The same document states that Angotti violated the Code of Ethics for Public Servants, as it delayed for more than six months the publication in the Official Gazette of opinions that had been approved by Conitec.
“And even having noticed that new scientific articles appeared that could generate important updates, he did not ask for any revision of the approved document”, stated Carvalho.
The appeal points out that the delay in publication prevented updates to the document, and that Angotti used the delay of some information as an argument to veto the text.
The appeal states that the secretary lacked “the least bit of personal transparency, given the total lack of scientific and technical independence” when he accepted an argument pro-hydroxychloroquine and against vaccines in a note used to justify the rejection of the guidelines.
Carvalho was referring to a text signed by Angotti that defended the drug ineffectively and said that immunizations do not work against Covid. This argument was removed from the secretary’s note, after negative repercussions, but the decision to veto Conitec’s guidelines was maintained.
The comparison between hydroxychloroquine and the vaccine had been included in the secretary’s note based on a document made in the Health Ministry led by Mayra Pinheiro, known as “Captain Chloroquine”. The appeal states that she is “a well-known advocate for unproven medications against Covid-19”.
The USP professor also cited in the resource that Angotti brought to the Conitec debate researchers who defended ineffective drugs, in addition to a doctor who was the subject of a request for indictment by the Senate’s Covid CPI.
He cites that biologist Regis Bruni Andriolo came to participate in meetings and public hearings on the guidelines. As Folha showed, this is a researcher that Angotti wants to put in charge of Conitec.
The Brazilian Medical Association’s Extraordinary Covid-19 Monitoring Committee released a note in support of Carvalho’s appeal.
According to the committee, the rejected technical opinions resulted from hard work carried out over months by a group formed at the invitation of the Ministry of Health itself, composed of notable scientists, physicians, university professors and researchers from various institutions and medical societies in Brazil.

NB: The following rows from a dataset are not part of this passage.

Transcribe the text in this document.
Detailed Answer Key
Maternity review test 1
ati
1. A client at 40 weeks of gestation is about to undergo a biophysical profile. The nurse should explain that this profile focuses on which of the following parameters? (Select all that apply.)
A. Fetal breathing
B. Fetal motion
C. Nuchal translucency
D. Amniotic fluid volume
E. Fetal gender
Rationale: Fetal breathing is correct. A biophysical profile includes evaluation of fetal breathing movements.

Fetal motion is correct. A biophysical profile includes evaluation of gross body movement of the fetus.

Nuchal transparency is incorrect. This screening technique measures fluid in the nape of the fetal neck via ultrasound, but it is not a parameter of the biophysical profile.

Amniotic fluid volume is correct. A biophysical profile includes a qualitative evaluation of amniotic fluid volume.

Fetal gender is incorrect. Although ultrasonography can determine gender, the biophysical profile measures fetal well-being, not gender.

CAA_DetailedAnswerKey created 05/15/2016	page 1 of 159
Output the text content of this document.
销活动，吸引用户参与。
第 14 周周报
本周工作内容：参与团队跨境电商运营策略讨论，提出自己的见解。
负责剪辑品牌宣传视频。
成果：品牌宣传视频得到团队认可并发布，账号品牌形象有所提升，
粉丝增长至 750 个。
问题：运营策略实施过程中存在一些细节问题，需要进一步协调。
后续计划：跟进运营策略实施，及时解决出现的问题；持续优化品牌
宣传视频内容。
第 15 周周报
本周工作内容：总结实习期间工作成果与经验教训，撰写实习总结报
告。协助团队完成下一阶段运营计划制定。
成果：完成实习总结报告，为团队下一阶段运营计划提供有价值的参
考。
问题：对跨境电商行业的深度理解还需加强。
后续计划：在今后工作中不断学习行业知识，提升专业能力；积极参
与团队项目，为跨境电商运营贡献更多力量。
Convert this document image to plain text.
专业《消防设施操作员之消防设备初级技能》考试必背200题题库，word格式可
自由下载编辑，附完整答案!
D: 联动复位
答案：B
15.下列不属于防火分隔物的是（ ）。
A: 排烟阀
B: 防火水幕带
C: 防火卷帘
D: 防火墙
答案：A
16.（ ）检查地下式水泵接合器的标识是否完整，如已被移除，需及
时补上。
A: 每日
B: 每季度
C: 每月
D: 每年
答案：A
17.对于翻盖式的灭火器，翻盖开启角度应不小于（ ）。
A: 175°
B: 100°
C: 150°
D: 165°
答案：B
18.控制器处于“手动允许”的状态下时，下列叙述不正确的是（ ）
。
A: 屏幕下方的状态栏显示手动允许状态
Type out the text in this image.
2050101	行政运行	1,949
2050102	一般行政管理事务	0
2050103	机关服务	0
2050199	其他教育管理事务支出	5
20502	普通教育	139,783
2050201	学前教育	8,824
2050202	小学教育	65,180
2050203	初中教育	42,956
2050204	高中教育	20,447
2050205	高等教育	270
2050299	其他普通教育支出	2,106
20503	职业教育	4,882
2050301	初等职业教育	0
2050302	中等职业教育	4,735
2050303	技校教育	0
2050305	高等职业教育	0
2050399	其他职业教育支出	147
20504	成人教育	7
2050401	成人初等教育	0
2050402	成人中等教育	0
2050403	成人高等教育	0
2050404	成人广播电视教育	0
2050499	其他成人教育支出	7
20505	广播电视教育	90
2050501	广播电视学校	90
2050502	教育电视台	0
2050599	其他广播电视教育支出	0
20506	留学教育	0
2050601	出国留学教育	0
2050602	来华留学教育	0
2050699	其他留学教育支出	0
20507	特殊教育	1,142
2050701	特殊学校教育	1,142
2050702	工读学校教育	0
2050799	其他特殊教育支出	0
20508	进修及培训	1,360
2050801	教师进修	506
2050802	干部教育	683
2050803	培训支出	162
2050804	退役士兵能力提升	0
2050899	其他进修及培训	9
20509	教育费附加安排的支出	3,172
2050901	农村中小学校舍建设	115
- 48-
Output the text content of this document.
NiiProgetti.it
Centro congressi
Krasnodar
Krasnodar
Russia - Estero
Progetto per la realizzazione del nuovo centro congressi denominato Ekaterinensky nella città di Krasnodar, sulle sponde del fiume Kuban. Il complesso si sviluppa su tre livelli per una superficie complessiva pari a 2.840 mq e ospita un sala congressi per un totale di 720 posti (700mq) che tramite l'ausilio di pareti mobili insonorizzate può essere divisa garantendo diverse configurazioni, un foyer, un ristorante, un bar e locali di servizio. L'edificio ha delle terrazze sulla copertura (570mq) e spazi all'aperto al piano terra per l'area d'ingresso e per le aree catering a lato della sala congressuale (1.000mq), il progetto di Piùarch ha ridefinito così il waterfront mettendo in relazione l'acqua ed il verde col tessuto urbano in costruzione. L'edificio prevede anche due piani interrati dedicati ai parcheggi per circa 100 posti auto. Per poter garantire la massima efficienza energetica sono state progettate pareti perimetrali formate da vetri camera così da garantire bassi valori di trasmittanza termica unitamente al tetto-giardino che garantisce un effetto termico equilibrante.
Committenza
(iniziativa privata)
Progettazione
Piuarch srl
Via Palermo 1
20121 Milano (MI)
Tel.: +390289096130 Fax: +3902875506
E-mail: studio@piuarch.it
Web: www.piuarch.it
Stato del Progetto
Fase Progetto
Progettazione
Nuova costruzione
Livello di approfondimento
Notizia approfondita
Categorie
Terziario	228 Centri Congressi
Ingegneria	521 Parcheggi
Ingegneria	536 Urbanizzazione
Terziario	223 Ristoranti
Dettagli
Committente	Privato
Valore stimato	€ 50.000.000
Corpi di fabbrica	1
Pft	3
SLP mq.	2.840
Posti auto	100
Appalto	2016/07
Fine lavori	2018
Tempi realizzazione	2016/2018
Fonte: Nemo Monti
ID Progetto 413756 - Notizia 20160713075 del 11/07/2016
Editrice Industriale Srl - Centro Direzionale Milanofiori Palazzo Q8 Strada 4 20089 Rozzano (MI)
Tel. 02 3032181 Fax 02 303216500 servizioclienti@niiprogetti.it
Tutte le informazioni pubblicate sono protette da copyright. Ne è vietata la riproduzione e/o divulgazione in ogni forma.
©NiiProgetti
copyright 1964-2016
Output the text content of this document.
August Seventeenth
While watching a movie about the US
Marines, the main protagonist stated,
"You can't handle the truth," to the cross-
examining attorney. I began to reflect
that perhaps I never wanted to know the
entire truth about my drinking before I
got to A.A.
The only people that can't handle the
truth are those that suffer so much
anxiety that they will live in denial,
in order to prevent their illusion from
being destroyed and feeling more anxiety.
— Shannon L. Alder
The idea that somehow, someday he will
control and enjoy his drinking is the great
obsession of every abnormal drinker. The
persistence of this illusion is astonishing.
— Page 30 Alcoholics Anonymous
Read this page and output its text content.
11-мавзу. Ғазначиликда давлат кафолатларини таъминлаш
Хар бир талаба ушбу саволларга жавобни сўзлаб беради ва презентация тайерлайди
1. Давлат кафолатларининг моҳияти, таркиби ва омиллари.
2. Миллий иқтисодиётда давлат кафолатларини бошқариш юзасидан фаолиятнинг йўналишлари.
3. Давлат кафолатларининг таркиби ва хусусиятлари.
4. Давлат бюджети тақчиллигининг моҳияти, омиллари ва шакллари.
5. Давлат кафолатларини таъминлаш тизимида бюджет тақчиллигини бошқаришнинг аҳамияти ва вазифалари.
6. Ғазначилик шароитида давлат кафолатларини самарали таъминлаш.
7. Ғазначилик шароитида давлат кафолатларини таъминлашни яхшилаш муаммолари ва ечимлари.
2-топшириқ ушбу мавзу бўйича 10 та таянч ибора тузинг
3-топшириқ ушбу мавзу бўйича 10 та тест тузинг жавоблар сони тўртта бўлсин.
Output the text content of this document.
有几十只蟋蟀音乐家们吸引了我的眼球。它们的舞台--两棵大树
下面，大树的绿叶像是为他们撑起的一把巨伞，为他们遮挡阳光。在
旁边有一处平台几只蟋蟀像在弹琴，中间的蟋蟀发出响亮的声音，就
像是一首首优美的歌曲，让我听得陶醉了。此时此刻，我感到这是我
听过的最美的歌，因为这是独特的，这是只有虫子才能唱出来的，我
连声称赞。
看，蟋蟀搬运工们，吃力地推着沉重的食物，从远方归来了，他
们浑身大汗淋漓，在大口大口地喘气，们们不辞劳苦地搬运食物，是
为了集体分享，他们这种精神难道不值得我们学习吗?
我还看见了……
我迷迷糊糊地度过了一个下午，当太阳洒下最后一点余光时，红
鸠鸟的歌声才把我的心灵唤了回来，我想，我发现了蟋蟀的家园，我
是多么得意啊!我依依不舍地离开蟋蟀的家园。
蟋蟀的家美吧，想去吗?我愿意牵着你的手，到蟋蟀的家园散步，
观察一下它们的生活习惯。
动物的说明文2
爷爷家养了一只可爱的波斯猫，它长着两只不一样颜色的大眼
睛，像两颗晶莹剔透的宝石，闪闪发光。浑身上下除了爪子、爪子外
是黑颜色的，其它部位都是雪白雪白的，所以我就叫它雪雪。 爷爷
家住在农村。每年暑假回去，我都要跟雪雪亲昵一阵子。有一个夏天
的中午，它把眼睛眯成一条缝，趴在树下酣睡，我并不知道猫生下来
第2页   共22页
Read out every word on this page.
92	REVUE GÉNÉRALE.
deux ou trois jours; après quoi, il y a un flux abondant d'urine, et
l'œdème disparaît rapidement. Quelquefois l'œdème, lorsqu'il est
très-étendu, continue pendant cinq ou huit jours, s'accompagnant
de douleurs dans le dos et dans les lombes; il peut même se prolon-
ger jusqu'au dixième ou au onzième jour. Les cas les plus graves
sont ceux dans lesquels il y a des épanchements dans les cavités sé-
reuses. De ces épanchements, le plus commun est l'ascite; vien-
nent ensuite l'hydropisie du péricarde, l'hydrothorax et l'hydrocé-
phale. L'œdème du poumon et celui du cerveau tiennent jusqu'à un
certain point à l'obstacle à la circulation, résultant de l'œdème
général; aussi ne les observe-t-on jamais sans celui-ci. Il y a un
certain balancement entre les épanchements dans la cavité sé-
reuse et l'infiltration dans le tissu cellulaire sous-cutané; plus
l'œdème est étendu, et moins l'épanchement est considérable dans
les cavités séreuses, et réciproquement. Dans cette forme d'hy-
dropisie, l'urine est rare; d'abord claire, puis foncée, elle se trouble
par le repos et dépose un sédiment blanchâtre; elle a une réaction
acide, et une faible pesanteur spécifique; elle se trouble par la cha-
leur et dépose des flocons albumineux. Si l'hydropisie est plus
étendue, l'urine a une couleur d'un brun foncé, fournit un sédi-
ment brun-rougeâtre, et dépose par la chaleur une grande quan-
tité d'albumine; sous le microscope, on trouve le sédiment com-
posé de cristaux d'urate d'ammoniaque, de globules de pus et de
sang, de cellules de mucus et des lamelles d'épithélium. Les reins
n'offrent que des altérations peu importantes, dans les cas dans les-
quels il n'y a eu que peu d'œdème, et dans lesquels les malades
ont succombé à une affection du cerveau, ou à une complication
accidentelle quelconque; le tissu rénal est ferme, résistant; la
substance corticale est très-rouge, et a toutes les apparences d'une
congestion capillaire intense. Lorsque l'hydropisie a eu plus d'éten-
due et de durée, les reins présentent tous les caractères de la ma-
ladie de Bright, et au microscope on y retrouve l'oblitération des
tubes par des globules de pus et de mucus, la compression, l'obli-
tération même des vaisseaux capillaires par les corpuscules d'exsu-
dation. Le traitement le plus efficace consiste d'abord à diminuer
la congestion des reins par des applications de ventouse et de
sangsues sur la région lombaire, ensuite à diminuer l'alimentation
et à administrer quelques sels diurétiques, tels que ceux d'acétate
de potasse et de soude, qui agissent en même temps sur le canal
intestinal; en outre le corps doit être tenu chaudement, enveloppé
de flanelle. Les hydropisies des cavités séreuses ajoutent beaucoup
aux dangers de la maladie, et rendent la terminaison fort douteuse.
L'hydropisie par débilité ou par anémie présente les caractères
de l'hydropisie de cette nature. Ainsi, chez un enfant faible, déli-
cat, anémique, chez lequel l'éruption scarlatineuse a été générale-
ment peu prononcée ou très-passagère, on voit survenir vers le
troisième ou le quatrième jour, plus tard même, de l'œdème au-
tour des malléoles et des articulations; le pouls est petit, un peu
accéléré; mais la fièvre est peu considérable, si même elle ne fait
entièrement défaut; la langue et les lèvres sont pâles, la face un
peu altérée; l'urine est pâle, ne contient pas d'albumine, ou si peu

“The CEM COVID_AMB reiterates its unrestricted support for the appeal filed by Prof. Carlos Carvalho and for the opinion “Brazilian Guidelines for Outpatient and Hospital Drug Treatment of the Patient with Covid-19″ for assessing that the veto of the secretary of SCTIE/MS appears to be an arbitrary gesture and unilateral that constitutes a serious disservice to the assertive confrontation of the Covid Pandemic in Brazil”, said the committee in a note.
The Ministry of Health blocked the publication of the guideline for the treatment of patients with Covid-19 prepared by a group of experts that contraindicated the use of Covid kit in the SUS on January 21.
The Senate Human Rights Commission approved the summons of Angotti and Queiroga to explain the rejection of the guidelines.
The text had been approved by Conitec, despite attempts by the government’s pro-chloroquine wing to boycott the discussion.
The texts that contraindicated the Covid kit were approved in June and December 2021 by Conitec, but the publication of the guidelines was being postponed by Angotti.
While Angotti will have five days to present a new response on the opinions after the appeal, in the last resort, and without a response deadline, Minister Queiroga decides on whether or not to publish the guidelines.
In addition to the appeal presented, the MPF (Federal Public Prosecutor’s Office) recommended the revocation of Angotti’s note. According to the agency, the regulation contradicts themes already pacified by the scientific community.
The Attorney General’s Office in the Federal District also asked the secretary to publish the approved guidelines. The government has ten days to position itself on the matter.